Сид заворочался, вытягиваясь на жесткой кушетке.

— Ну, должна же у тебя сохраняться хотя бы видимость того, что здесь ты принимаешь решения, — пояснил он и демонстративно отвернулся к стене, давая понять, что разговор окончен.

***

Фрэнки никогда ничего не слышал о Мнимом Рубеже — зато о Мнимом Зазеркалье слышал предостаточно. Это действительно был город-призрак, не нанесенный ни на одну карту, обросший дурной славой и с недавних пор выступавший местом действия страшных сказок. Мнимое Зазеркалье затерялось где-то в лесной глуши в полушаге от Фата-Морганы, и никто толком не знал, где именно; мать рассказывала Фрэнки истории о настоящем мираже, в который мог проникнуть только «желающий видеть»: в определенный час, сказав, разумеется, волшебные слова, да так, чтобы их подхватил ветер и донес до самых врат Зазеркалья, и вот тогда — тогда можно раздвинуть лесной полог, разорвать ткань реальности и проникнуть в этот странный мир оттенка сепии, в запутавшееся в сухих ветвях сосен Искажение.

Разумеется, Мнимое Зазеркалье на то и мнимое, чтобы никаким Искажением на деле не являться, — и, к вящему разочарованию Фрэнки, оказалось, что это просто заброшенный город, далекий от всякого волшебства. Более того — город-летаргия, город-галлюцинация, средоточие сонного гноя — не сепия здесь царила, о нет, только бледные вскрики выцветших вывесок над заколоченными окнами. Ветер носил в воздухе обрывки чьих-то жизней, осыпавшиеся стекла хрустели под ногами и резали солнечными всполохами глаза, не дотягиваясь до кожи, легкие пачкала пыльная хмарь.

— Исторически это место населяют всякие уроды, — предупредил Сид, когда Фрэнки с тревожным любопытством проследил за стремительной тенью, метнувшейся в сторону от них и затерявшейся в ближайшем переулке. — Я это в прямом смысле. Тут… чувствуешь, воздух какой? Дышать нечем. Аномалия какая-то. Дети двадцать лет назад начали рождаться с отклонениями. Так что если увидишь трехногого человека, в обморок падать не спеши: в их глазах ты не менее странный.

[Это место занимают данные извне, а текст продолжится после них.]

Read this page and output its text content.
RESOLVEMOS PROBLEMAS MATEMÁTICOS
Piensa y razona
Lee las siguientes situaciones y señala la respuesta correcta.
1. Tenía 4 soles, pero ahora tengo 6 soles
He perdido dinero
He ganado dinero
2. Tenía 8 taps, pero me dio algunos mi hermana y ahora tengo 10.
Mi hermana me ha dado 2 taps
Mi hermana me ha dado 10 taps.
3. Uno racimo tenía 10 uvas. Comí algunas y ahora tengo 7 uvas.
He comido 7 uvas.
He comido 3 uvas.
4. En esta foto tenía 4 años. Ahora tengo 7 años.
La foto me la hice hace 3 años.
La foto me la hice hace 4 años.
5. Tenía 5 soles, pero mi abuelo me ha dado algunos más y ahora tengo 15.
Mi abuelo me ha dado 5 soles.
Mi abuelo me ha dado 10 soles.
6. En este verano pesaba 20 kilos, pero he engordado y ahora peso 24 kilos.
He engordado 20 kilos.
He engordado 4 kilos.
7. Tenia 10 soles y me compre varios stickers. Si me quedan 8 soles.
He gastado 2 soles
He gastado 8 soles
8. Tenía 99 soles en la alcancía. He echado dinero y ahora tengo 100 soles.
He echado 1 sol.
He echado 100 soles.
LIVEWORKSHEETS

— Поэтому все отсюда и уехали? — Фрэнки испуганно заморгал. — Не может быть!

— Ну да, поэтому. А кому ехать было некуда — остались. Можешь себе вообразить, как они одичали! — Сид поежился. — Кто-то считает, что всему виной дымящие заводы и фабрики на окраинах Фата-Морганы, но это просто смешно, ведь там циклопы не бродят, кто-то вспоминает древние легенды о проклятиях, а кто-то винит во всем Искажения. Помнишь, я тебе говорил? Будто есть вероятность, что наш мир сливается с Первым Искажением?

— Ну помню, но я по-прежнему в это не верю.

— Дело твое, но вот аргумент в пользу той гипотезы. Мнимое Зазеркалье — можешь считать этот город прихожей, в которую заглянуло Первое Искажение и сняло ботинки, прежде чем осесть в нашем мире. Потому что именно здесь находится Резонансметр. И именно здесь двадцать лет назад была исполнена Симфония.

— Исполнена с ошибками, — уточнил Фрэнки.

Сид резко повернулся к нему:

— Кстати, забыл тебе сказать кое-что. Возможно, никаких ошибок в Симфонии нет.

Его слова расплылись сизым туманом в вязком плесневеющем воздухе.

— К-как? Как нет? — И следующим вопросом, который Фрэнки не осмелился задать вслух, был: «Тогда зачем я здесь?», а сразу за ним: «Забыл сказать — забыл ли?»

— Исполнитель просто не довел свою партию до конца.

— Ошибся? При исполнении? — Фрэнки искренне удивился. — Разве можно было допустить такой непрофессионализм в столь серьезном…

— Я не сказал «ошибся», — отрезал Сид. — Я сказал то, что сказал.

— То есть — не доиграл? Бросил? Но почему?..

Он лихорадочно пытался найти ответ на лице, в глазах Сида, но тот оказался непроницаем, закутался в свой синий холодный свет.

— Я не знаю.

— Ты знаешь, — констатировал Фрэнки, зло пнув пустую жестянку, стоявшую на дороге.

— Я не знаю.

— Знаешь! — крикнул Фрэнки, и звук его срывающегося голоса заставил слепые окна прозреть: на пришельцев обратили внимание.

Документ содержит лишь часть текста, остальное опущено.